Fashion Exploration in London 

Group photo of Fashion Merchandising students in front of a cathedral in Bath, England

Department of Fashion Merchandising students explored London’s vibrant fashion industry this summer.

Department of Fashion Merchandising students explored London’s vibrant fashion industry this summer through the courses “Global Fashion Consumers,” taught by Professor Jay Ryu, and “Advanced Topics in Merchandising – Global Fashion Retailers,” led by Department Chair Sally Fortenberry. 

Group photo of students at their final dinner in London at the Dicken’s Inn Pub.

Students concluded their trip with a dinner at the Dicken’s Inn Pub in London.

During their three-week trip, students immersed themselves in the study of global fashion consumers and retailers. They applied their knowledge and skills in real-world settings, researching retail typologies, brand personalities and consumer profiles.

This marked the first time the department offered a faculty-led study abroad program in partnership with CEA CAPA, a learning educational provider. This collaboration provided students access to a range of educational and cultural activities, including guest speakers, field trips and excursions.  

As the birthplace of the Industrial Revolution, England offered students a firsthand experience of the historic textile mills in Derby and Whitchurch, where water power was first harnessed to run spinning and weaving machines. 
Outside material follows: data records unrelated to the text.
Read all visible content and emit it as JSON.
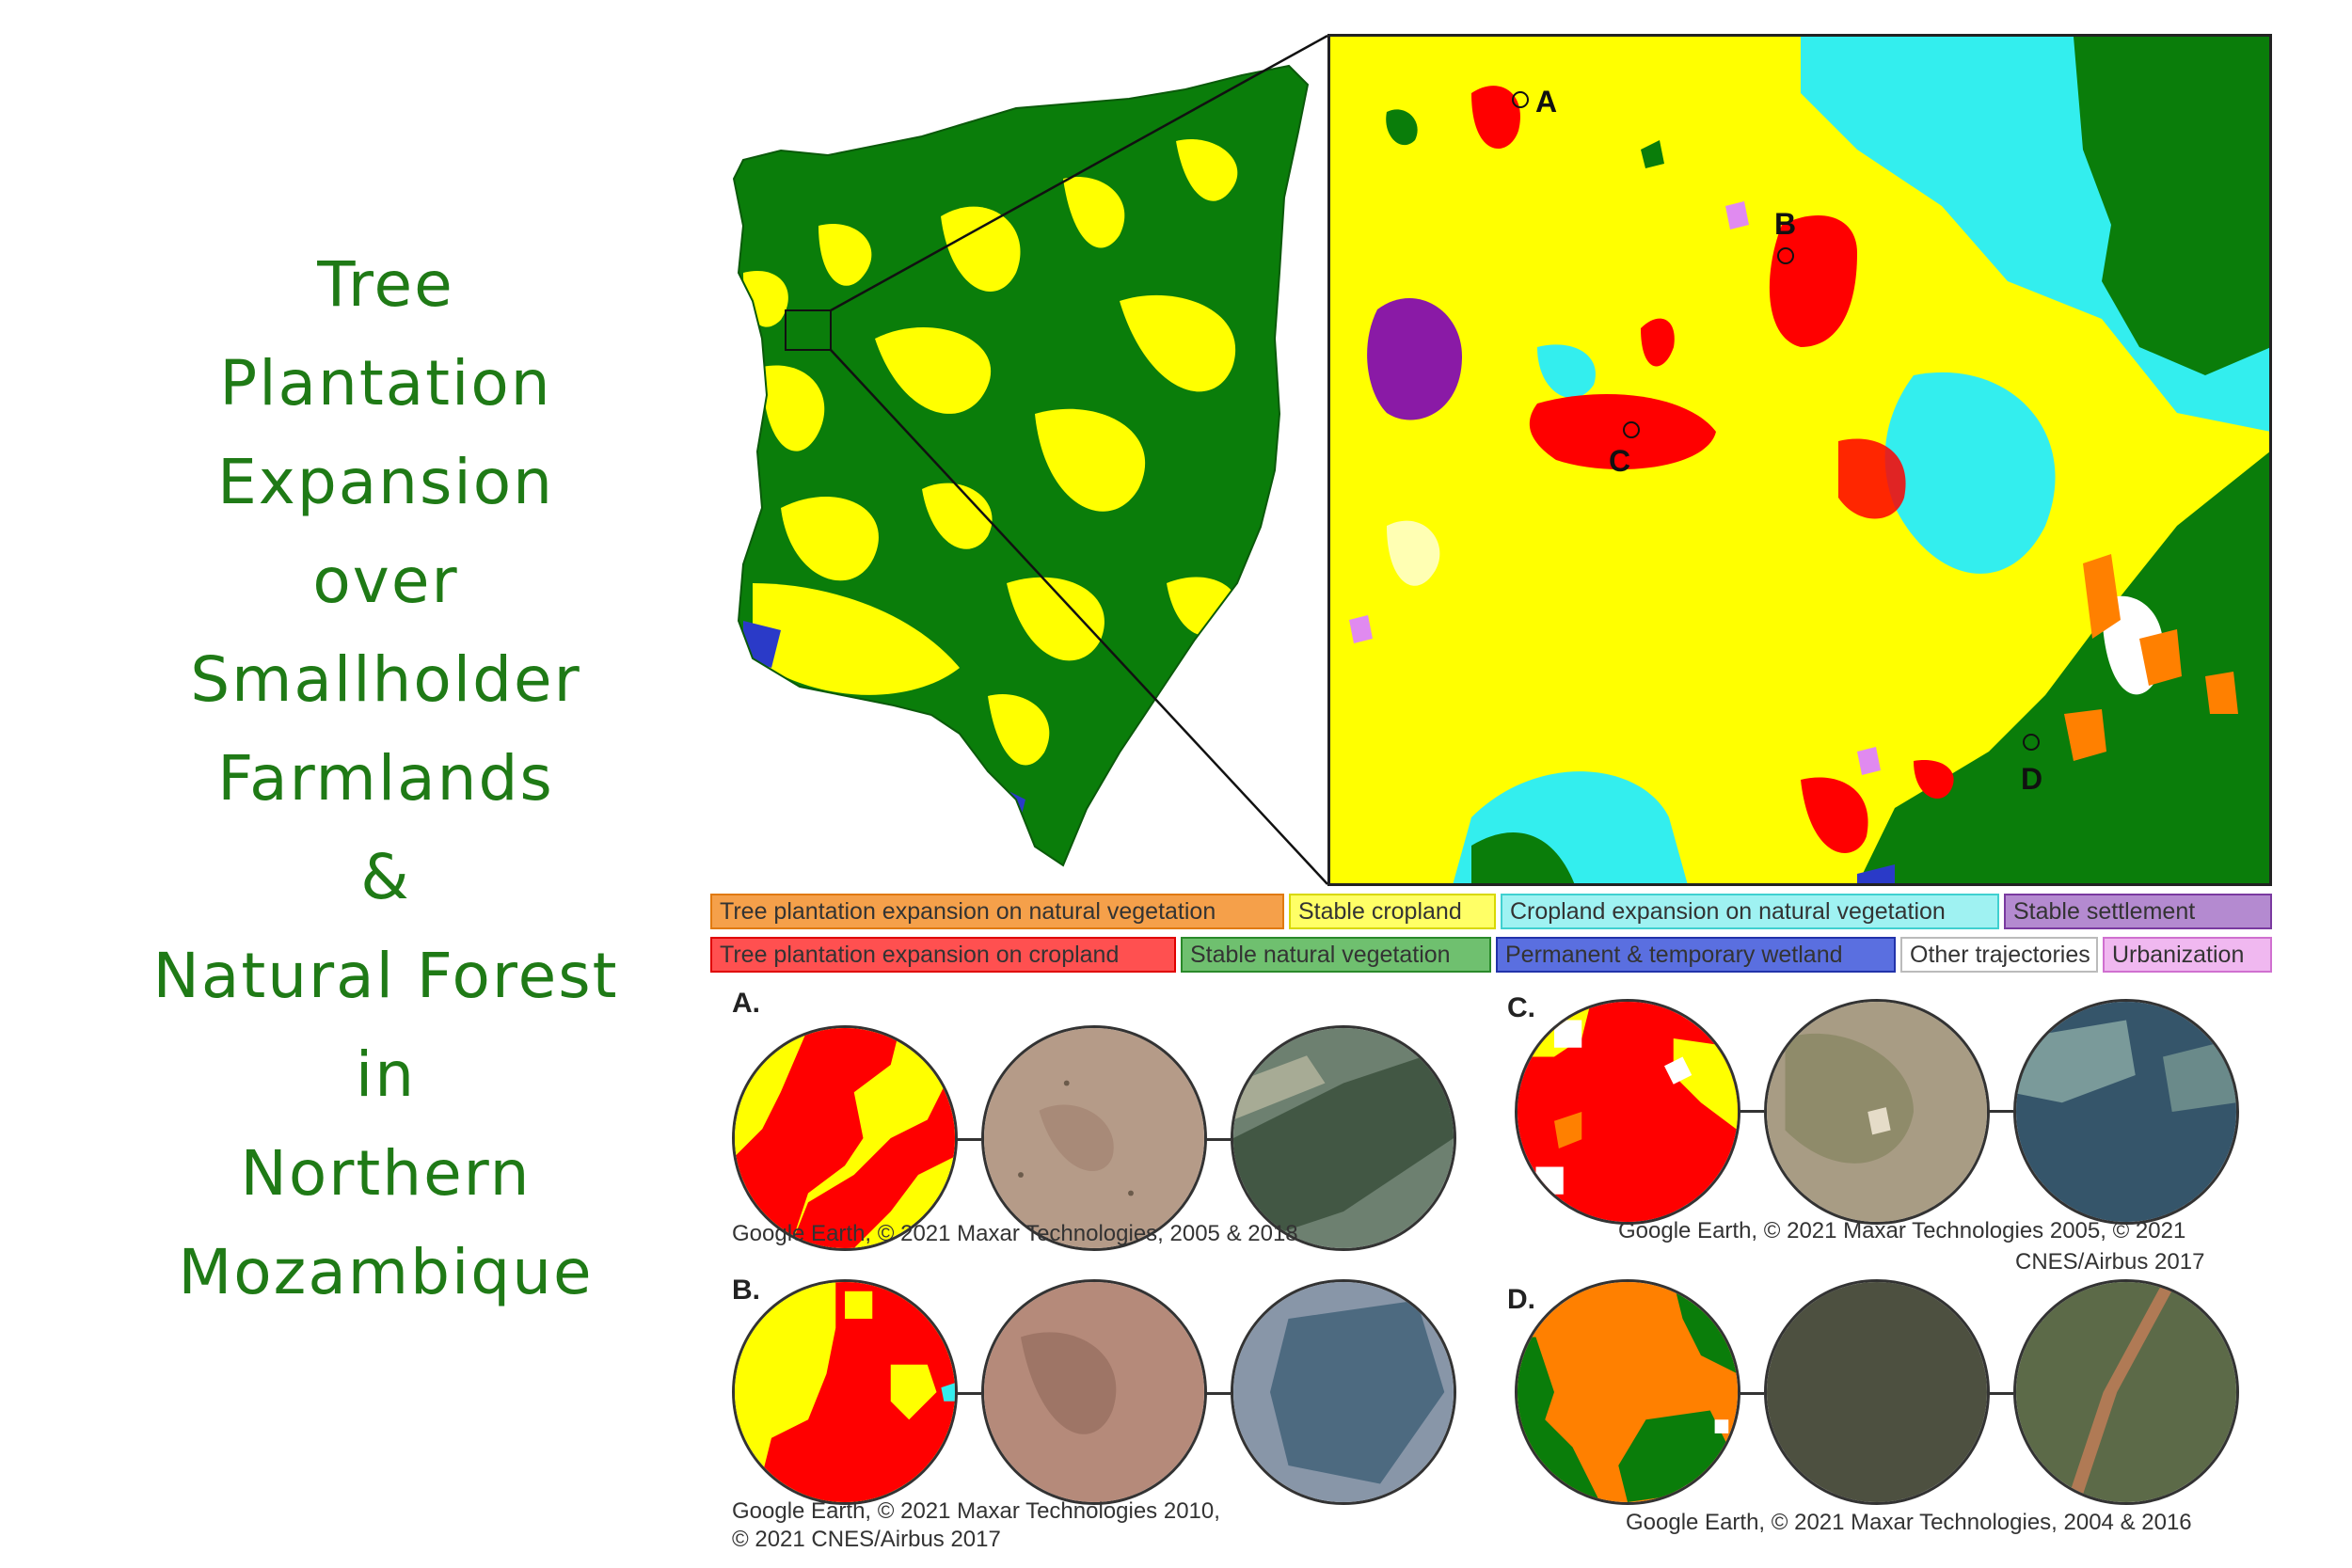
{
  "title": {
    "lines": [
      "Tree",
      "Plantation",
      "Expansion",
      "over",
      "Smallholder",
      "Farmlands",
      "&",
      "Natural Forest",
      "in",
      "Northern",
      "Mozambique"
    ],
    "color": "#1f7a16"
  },
  "map": {
    "point_labels": [
      "A",
      "B",
      "C",
      "D"
    ]
  },
  "legend": {
    "items": [
      {
        "label": "Tree plantation expansion on natural vegetation",
        "fill": "#f5a04a",
        "border": "#e07a10"
      },
      {
        "label": "Stable cropland",
        "fill": "#ffff66",
        "border": "#d8d800"
      },
      {
        "label": "Cropland expansion on natural vegetation",
        "fill": "#9ff2f2",
        "border": "#40d0d0"
      },
      {
        "label": "Stable settlement",
        "fill": "#b48ad0",
        "border": "#7a3aa0"
      },
      {
        "label": "Tree plantation expansion on cropland",
        "fill": "#ff5050",
        "border": "#e00000"
      },
      {
        "label": "Stable natural vegetation",
        "fill": "#6fc06f",
        "border": "#2a8a2a"
      },
      {
        "label": "Permanent & temporary wetland",
        "fill": "#5a6fe0",
        "border": "#2233aa"
      },
      {
        "label": "Other trajectories",
        "fill": "#ffffff",
        "border": "#bbbbbb"
      },
      {
        "label": "Urbanization",
        "fill": "#f0b8f0",
        "border": "#d070d0"
      }
    ]
  },
  "panels": [
    {
      "label": "A.",
      "credit": "Google Earth, © 2021 Maxar Technologies, 2005 & 2018"
    },
    {
      "label": "B.",
      "credit_line1": "Google Earth, © 2021 Maxar Technologies 2010,",
      "credit_line2": "© 2021 CNES/Airbus 2017"
    },
    {
      "label": "C.",
      "credit_line1": "Google Earth, © 2021 Maxar Technologies 2005, © 2021",
      "credit_line2": "CNES/Airbus 2017"
    },
    {
      "label": "D.",
      "credit": "Google Earth, © 2021 Maxar Technologies, 2004 & 2016"
    }
  ],
  "colors": {
    "cropland": "#ffff00",
    "plantation_on_cropland": "#ff0000",
    "plantation_on_natural": "#ff8000",
    "natural_vegetation": "#0a7d0a",
    "cropland_expansion": "#33eeee",
    "settlement": "#8a1aa6",
    "urbanization": "#e08af0",
    "wetland": "#2a3ac8",
    "other": "#ffffff"
  }
}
“London is truly a global city, with a diversity of consumers and retail venues to observe and study,” said Fortenberry. “The students chronicled their cultural encounters during the program, documenting the people, places and events they were exposed to.” 

Students also had the opportunity to visit a modern, sustainable apparel manufacturing facility that utilized the latest technology, including artificial intelligence and augmented reality, to conserve fabric use and enhance design efficiencies.  

“The students gained a deeper appreciation for the United Kingdom’s focus on sustainable practices, especially in the production and consumption of fashion products,” said Fortenberry. “This emphasis was evident in consumer behavior and the abundance of unique vintage, resale, and charity shops across the city. Even luxury retailers and designer brands had resale sections within their stores.”